When J.C. Penney Co. Inc. (NYSE: JCP) shared its fiscal second-quarter financial results before the markets opened on Friday, the report was absolutely catastrophic. Shares plummeted to a low not seen since before 1980, at least in early trading indications.
The struggling retailer said that it had a net loss of $0.09 per share and $2.96 billion in revenue. That compared with consensus estimates from Thomson Reuters that called for a net loss of $0.05 per share and $2.84 billion in revenue. In the same period of last year, a net loss of $0.05 per share and revenue of $2.92 billion were reported.
Comparable sales declined 1.3% for the most recent quarter, resulting in a positive two-year stack of 0.9%.

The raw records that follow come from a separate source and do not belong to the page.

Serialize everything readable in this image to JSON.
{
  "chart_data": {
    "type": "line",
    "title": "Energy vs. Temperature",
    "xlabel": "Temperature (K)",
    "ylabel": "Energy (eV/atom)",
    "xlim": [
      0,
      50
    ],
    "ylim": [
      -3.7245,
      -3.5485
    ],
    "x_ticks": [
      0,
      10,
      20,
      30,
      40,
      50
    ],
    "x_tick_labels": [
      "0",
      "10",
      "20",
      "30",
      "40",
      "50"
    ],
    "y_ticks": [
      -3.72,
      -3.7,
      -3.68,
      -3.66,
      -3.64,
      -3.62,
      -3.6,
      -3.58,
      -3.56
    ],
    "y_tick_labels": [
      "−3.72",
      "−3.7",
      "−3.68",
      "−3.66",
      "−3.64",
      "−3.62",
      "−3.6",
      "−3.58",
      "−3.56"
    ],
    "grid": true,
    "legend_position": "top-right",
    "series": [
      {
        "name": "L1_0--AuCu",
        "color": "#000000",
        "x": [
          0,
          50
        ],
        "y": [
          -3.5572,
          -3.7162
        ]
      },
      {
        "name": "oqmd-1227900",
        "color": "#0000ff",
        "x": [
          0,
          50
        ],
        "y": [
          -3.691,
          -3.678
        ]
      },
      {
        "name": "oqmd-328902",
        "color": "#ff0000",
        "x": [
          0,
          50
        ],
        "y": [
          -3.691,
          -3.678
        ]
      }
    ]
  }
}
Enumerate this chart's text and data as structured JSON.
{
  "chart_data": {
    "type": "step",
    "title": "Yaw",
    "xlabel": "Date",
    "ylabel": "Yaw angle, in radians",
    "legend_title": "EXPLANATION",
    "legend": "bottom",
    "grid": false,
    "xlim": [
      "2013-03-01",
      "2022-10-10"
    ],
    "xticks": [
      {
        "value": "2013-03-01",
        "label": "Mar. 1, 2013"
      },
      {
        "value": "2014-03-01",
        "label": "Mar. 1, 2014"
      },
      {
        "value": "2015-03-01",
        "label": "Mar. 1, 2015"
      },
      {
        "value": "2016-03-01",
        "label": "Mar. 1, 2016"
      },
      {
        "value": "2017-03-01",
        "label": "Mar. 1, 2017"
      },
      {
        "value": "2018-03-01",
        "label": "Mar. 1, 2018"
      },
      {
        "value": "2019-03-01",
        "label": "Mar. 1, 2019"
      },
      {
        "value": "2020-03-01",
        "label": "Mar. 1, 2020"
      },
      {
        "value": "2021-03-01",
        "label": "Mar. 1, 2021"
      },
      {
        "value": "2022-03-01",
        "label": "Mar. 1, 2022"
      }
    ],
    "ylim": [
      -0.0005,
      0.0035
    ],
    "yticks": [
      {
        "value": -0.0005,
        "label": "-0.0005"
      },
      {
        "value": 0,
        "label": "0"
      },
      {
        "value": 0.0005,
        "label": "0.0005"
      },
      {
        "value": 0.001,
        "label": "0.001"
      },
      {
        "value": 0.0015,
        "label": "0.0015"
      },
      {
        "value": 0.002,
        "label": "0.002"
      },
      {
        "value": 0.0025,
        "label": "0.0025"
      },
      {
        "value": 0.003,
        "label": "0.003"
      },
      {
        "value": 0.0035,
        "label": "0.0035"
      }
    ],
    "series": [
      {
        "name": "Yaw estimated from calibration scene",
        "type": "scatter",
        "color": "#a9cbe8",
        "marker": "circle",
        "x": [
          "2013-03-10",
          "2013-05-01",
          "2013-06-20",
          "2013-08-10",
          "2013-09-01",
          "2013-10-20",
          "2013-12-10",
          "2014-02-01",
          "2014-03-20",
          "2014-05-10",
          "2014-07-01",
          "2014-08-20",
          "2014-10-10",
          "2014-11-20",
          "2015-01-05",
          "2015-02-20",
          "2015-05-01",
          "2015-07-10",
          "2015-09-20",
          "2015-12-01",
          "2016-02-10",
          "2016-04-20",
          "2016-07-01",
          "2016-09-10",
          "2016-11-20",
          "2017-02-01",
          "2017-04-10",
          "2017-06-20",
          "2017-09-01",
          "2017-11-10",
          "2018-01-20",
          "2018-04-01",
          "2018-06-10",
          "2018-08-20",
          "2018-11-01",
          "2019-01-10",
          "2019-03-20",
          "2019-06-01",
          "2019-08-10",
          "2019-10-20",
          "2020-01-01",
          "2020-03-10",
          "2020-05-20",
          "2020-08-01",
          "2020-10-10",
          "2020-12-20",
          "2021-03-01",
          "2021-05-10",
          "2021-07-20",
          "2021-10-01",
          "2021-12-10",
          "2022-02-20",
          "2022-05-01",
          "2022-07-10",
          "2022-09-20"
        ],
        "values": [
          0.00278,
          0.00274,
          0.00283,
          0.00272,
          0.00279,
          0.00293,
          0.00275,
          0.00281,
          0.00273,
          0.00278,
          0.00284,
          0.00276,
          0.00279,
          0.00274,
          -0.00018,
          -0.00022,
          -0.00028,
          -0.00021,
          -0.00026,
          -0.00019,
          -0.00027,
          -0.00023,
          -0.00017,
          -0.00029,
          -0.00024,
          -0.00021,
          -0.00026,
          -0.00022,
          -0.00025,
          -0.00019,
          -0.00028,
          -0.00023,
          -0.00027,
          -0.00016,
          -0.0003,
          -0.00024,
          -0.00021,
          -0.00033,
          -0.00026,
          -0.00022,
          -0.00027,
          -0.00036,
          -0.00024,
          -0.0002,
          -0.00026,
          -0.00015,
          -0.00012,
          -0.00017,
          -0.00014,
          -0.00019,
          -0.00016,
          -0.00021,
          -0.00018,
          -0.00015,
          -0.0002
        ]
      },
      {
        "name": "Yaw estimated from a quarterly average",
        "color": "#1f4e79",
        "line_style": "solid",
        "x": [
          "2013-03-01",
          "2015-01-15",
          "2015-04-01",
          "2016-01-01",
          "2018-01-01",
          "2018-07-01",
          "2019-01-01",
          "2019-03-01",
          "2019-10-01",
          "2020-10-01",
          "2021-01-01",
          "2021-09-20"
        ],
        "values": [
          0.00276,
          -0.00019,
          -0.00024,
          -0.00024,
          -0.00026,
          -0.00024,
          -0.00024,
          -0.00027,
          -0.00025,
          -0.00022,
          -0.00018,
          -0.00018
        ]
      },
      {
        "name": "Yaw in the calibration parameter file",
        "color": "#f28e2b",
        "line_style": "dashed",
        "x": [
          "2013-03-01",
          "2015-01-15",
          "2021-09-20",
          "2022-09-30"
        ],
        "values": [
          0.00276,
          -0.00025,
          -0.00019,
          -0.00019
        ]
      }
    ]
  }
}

In terms of guidance for the 2017 full year, EPS are expected to be between $0.40 and $0.65, and comparable sales are expected to be in the range of −1% to 1%. The consensus estimates are $0.49 in EPS and $12.2 billion in revenue for the year.
On the books, J.C. Penney cash and cash equivalents totaled $314 million at the end of the second quarter.
Marvin R. Ellison, Chairman and CEO, commented:
We are pleased to deliver a top line sales increase of 1.5 % and quarterly sequential improvement of 220 basis points in our comp sales performance in go forward stores. While broader retail remains challenged, we are encouraged by the improved performance in our total apparel business, including a significant acceleration in kids’ apparel. Nearly all categories delivered improved sales results during the quarter, with our growth initiatives in beauty, home refresh and omnichannel continuing to deliver positive sales growth.
Shares of J.C. Penney closed Thursday down nearly 9% at $4.71, with a consensus analyst price target of $ and a 52-week range of $4.17 to $11.30. Following the release, the stock was down about 23% at $3.63 in early trading indications Friday.